Written for the prompt from Red Writing Hood:
Physical beauty.
It can open doors-and can also close them.

image from countryliving.com
We all were given unique gifts. Over time I made peace with the fact that classic beauty was not one of mine. This freed me to develop the gifts of character that God had blessed me with.
As a child I was keenly aware that I did not fit the ideal of what society deemed beautiful. I was stocky and possessed an unremarkable face. My teeth were a mess. My hair was curly and my mother didn’t have the faintest idea how to care for it. The things she knew to do to care for her own straight hair only made mine more unruly and damaged.
A friend visiting my room during my early teen years remarked that she had finally figured out what was missing from my bedroom, a mirror. I had not noticed its absence. I rarely looked in a mirror. In truth, I still rarely look into a mirror. I am not all that comfortable with what I see reflected back when I do look. So, I most often pass mirrors by without a glance.
While never really comfortable in my own skin, I have grown quite comfortable in my own soul. God gifted me with a sensitive and caring heart, a quick mind and the ability to turn a phrase. These gifts I have honed in an effort to use them to their fullest. In doing so I have grown into a woman who makes an impact in the world and in the lives of the people I love.
If I had been more comfortable with my physical beauty it might have been a distraction to me. It might have made me feel less need to concentrate on the development of inward beauty. From time to time I imagine what it might be like to be a great beauty pleasing to the eye, but mostly I am content to possess a beauty that touches the heart instead. That is the only beauty that lasts.














































Lovely analysis and reflection of your story and experiences.

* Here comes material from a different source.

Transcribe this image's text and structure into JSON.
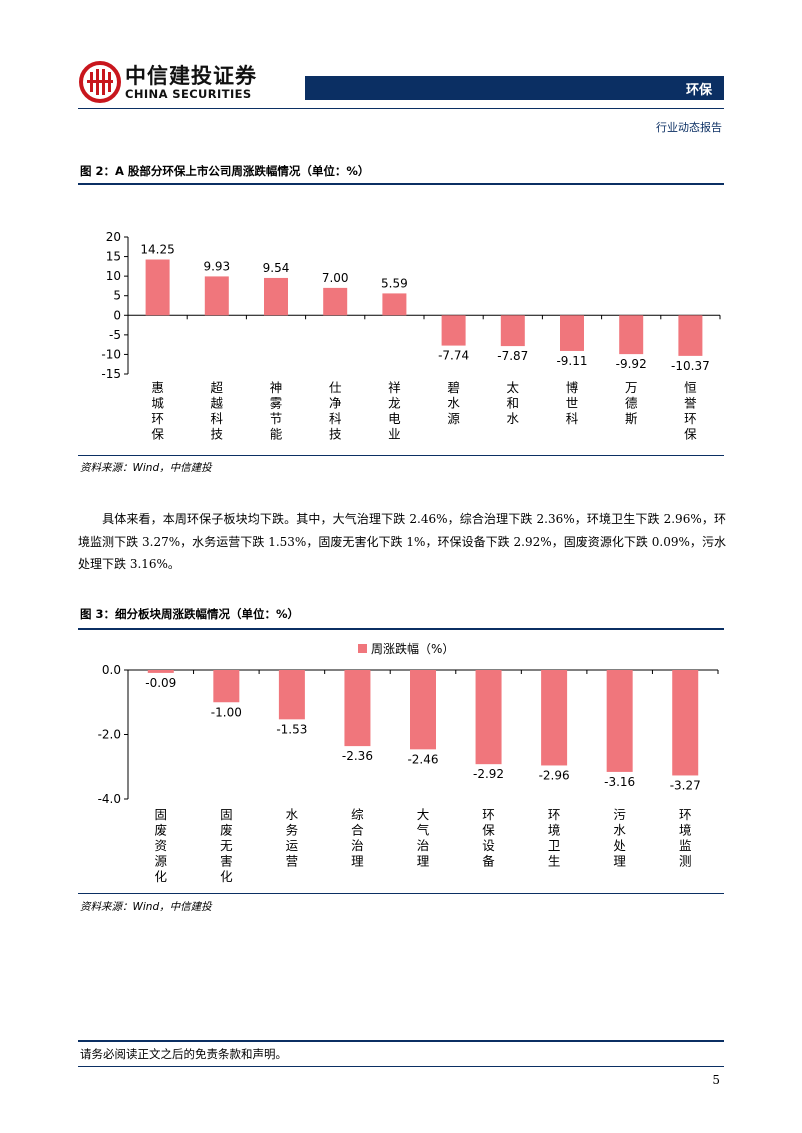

This line: “I am content to possess a beauty that touches the heart” is stunning.
I loved this post! I never had a mirror in my bedroom as a teen either. As an adult the only mirrors hubby and I had in our house were in the bathroom (the little ones). We recently moved into a house with mirrored closet doors that take up one entire wall of the bedroom. I hate them. A lot! LOL
I love the recognition that spiritual beauty is more long-lasting than physical beauty!
Oh, gosh! I think the wall of mirrors would have scared me off!
Thank you for sharing your heart, and I can see reflections of your beauty throughout your writing. I think it’s unfortunate that our collective worldview of beauty is so skewed. Whose to say what beautiful is or isn’t? I believe beauty is in every human being, every single one. Of course, it’s easier to tell this to you than to myself
So much easier to see the beauty in others!
I really liked this line:
“If I had been more comfortable with my physical beauty it might have been a distraction to me. ”
I’ve been working on this comment for, like, 5 minutes and realized I have nothing to add because you’ve said it so well.
Truly a Proverbs 31:30 read.
I enjoyed reading this. Thank you for sharing it.
You got me to get my Bible out this morning to check the verse! perfect
It’s true… beauty is as beauty does.
Your beauty shines through in your words. In the experiences that you share. In the things that you have seen and the reactions that you have had.
I have never judged someone for the way they looked… which is in part, why I was picked on so much in Highschool. If you had a big heart and enjoyed life, I wanted to spend time with you. I’m still that way.
“I have grown quite comfortable in my own soul.” Love that line–what a show of inner beauty and strength. If only everyone was able to be at peace with themselves. Well done.
You seem to have what I have just in the last few years gotten a grasp on.
Beauty is in the eye of the Beholder. My Beholder is God and He made me with His perfect beauty inside and out. I’ve finally learned if my beauty is not pleasing to the world its ok because He says I’m His beloved and a masterpiece. And that’s what gives me my true value and worth anyway. Wonderful post, wonderful words and wonderful view of life.
I am glad you recognize the truly important part of beauty and that you honor it so well.
You know…until you mentioned it, I didn’t realize I never had a mirror in my room either. For probably many of the same reasons.
This was a great introspective piece. I really enjoyed ever word.
Who gets to decide what beauty looks like? The media? In my experience, the most beautiful people are those who make others feel valued. You seem like one of those truly beautiful people. Great writing!